Independence - moving out!

hello!

So, on the eve of one of the biggest steps I've ever taken - moving into supported accommodation,  I'm sitting in my room surrounded by an unimaginable amount of stuff ranging from play doh to donut shaped pillows and all the weird stuff in-between. I initially wanted to have a bit of a spring clean of my belongings before moving so I could just take the important stuff, but the thing is when there is more than one of you in a body it gets a bit tricky trying to figure out what should go and what should stay. Packing for 5 is not easy feet!

I have thought about the things I use on a regular basis, necessary stuff like hair brush and tooth paste, some colouring and my daft collection of Harry Potter stuff. But then, I think about all the times that I'm not around, all the times when i'm not me. Sometimes I need blankets and certain teddies to feel like my life isn't in danger, sometimes I spend hours drawing in the hopes it distracts me from self harming, and sometimes I like to draw farm animals on the walls (not impressed btw) and read books with a cup of tea (yuck)
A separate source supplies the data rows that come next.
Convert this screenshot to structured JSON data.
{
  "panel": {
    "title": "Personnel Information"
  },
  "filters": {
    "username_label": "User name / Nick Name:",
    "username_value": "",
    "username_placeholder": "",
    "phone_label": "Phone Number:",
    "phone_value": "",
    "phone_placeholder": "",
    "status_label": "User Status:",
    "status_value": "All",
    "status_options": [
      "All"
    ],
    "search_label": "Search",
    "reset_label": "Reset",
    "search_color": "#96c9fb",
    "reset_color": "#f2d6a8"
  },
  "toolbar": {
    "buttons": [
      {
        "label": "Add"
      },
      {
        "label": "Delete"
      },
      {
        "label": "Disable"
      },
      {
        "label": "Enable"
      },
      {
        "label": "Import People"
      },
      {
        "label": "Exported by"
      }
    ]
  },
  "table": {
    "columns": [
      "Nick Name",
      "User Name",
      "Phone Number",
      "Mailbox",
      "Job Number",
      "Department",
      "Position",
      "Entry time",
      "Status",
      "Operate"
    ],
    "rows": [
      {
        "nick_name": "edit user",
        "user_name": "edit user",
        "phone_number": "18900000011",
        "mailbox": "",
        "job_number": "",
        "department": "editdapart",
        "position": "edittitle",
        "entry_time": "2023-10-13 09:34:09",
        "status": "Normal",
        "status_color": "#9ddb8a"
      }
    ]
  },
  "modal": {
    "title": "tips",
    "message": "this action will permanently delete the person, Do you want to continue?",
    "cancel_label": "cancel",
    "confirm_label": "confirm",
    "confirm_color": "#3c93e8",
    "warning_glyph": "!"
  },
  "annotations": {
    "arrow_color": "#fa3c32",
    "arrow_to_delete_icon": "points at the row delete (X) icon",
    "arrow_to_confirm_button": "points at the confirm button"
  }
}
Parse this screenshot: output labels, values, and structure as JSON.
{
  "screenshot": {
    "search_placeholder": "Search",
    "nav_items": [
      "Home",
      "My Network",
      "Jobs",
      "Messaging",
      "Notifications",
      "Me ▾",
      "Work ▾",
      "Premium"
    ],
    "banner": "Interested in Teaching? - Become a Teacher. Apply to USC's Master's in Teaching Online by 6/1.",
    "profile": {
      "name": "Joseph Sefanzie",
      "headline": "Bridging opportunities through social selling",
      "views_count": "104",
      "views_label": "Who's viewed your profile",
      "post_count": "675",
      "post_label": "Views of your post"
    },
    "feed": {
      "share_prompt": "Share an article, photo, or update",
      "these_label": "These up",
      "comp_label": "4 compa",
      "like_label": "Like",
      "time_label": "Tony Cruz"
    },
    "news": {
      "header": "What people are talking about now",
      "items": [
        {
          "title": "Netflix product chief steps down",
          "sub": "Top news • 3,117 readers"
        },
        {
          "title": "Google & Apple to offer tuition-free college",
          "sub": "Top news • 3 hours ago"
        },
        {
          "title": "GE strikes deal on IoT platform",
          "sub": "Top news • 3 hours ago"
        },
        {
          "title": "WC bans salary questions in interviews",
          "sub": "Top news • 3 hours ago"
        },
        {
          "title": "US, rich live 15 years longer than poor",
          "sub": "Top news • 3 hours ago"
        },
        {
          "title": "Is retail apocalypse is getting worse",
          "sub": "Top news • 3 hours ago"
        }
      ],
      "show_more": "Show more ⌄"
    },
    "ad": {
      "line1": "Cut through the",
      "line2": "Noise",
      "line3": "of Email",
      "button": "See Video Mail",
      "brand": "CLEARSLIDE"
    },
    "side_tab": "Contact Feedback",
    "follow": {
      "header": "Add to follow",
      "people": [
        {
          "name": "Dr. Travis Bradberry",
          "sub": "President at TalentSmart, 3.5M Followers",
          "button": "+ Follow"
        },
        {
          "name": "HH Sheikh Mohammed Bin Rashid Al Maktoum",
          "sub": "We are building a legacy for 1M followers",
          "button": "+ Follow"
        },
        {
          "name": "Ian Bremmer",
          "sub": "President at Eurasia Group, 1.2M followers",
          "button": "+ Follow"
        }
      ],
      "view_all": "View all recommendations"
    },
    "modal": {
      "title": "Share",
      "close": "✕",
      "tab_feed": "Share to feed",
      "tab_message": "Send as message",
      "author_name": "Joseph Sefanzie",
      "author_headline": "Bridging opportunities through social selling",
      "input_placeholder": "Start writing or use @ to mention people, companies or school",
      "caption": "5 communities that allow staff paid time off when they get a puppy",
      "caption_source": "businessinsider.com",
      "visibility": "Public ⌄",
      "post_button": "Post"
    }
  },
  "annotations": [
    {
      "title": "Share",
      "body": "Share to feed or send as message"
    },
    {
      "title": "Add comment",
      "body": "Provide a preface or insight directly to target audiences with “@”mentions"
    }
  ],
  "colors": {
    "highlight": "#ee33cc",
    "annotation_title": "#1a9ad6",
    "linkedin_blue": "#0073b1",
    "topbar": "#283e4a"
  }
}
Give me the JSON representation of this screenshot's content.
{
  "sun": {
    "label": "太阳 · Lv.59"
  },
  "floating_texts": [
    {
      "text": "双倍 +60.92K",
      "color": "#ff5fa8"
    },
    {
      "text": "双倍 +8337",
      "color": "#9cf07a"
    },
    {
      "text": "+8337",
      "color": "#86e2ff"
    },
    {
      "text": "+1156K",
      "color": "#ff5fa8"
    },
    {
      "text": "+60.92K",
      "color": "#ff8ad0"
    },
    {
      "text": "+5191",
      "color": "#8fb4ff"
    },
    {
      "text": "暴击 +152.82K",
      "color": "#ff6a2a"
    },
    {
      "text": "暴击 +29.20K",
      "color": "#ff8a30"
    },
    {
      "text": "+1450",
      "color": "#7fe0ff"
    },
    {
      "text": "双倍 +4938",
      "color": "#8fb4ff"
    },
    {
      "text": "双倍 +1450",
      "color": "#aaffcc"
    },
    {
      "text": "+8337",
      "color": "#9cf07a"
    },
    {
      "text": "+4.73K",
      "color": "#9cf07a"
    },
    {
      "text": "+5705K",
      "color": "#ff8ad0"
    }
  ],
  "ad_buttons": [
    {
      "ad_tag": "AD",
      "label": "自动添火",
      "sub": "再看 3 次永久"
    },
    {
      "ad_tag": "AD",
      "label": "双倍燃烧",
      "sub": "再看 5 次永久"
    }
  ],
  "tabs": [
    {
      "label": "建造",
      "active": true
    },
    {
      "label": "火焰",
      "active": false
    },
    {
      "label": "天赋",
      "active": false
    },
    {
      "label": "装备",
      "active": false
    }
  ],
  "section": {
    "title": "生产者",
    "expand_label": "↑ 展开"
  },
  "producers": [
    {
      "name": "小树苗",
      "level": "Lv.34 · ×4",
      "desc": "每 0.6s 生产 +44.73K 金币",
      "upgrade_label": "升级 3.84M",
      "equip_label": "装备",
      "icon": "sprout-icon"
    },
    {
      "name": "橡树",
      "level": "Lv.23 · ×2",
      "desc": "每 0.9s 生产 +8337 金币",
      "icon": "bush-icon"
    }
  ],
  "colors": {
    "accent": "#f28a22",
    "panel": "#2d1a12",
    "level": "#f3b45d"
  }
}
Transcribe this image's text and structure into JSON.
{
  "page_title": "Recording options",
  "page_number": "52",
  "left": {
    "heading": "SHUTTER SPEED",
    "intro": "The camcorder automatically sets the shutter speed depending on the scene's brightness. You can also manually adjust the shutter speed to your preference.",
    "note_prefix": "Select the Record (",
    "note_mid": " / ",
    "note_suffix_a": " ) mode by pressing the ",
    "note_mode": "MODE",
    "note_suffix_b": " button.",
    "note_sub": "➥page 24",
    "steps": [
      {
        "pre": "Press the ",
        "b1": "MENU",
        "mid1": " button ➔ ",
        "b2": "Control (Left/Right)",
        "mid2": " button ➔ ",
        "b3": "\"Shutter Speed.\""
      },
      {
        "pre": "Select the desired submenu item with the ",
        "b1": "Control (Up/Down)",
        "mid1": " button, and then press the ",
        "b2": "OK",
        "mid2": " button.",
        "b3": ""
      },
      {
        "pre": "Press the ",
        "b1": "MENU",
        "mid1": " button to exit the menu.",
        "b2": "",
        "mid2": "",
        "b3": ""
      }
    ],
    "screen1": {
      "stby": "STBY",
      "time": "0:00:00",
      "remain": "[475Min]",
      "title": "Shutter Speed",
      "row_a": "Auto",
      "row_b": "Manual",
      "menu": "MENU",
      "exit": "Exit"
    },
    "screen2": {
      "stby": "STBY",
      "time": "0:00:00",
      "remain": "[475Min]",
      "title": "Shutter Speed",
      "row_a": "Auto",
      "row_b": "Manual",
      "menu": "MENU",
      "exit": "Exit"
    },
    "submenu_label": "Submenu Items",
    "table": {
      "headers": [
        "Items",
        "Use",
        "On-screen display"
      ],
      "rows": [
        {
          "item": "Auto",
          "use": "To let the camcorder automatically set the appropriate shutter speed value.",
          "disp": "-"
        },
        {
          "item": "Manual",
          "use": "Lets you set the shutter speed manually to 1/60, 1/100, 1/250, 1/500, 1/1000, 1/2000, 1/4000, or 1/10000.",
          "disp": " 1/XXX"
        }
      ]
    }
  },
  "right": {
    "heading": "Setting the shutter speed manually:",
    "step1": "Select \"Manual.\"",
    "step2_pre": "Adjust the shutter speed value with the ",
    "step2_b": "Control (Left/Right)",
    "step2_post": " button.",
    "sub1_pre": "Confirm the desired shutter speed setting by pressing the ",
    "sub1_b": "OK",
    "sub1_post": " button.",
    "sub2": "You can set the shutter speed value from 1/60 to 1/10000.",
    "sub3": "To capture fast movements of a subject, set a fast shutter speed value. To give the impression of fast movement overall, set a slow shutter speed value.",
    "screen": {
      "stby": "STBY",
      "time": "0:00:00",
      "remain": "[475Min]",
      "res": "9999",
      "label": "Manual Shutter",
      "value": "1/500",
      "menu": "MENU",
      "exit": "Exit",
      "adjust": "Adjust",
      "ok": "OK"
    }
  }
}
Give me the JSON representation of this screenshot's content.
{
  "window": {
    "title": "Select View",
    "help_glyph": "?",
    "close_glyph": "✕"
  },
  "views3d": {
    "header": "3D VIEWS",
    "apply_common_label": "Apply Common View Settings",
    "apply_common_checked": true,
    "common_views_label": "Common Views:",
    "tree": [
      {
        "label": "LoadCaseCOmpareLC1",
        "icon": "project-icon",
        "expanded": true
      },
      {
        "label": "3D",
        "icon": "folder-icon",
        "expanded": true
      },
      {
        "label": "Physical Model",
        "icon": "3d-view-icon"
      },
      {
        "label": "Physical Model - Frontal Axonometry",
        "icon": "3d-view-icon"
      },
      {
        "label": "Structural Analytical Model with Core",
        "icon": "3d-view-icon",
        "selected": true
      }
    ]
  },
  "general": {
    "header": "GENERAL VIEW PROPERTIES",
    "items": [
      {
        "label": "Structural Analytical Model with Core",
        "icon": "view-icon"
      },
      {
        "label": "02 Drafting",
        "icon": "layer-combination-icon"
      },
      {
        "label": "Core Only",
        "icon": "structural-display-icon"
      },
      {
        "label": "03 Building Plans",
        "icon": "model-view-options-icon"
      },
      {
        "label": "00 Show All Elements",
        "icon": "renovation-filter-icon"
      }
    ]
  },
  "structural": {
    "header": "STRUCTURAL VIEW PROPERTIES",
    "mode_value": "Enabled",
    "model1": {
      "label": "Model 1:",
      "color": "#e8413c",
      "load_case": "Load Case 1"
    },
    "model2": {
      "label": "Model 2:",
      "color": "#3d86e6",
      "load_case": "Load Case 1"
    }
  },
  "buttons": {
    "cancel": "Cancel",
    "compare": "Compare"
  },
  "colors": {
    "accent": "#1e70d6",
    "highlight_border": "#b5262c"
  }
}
If I was packing just for "me" I could probably fit it all in one bag but unfortunately i'm going to need a lot more bags than just the one. I realise I say unfortunately, but really when taking some time to think about it I should really say I am lucky, because I am.

I am lucky to have support
I am lucky I will have a safe roof over my head
I am lucky that I survived my childhood
I am lucky my brain is pretty kick ass

Of course it will be challenging at times, and I know some days housework and dishes may not get done but I also know it will be worth it, I will be free and independent, supported and one step closer to recovery.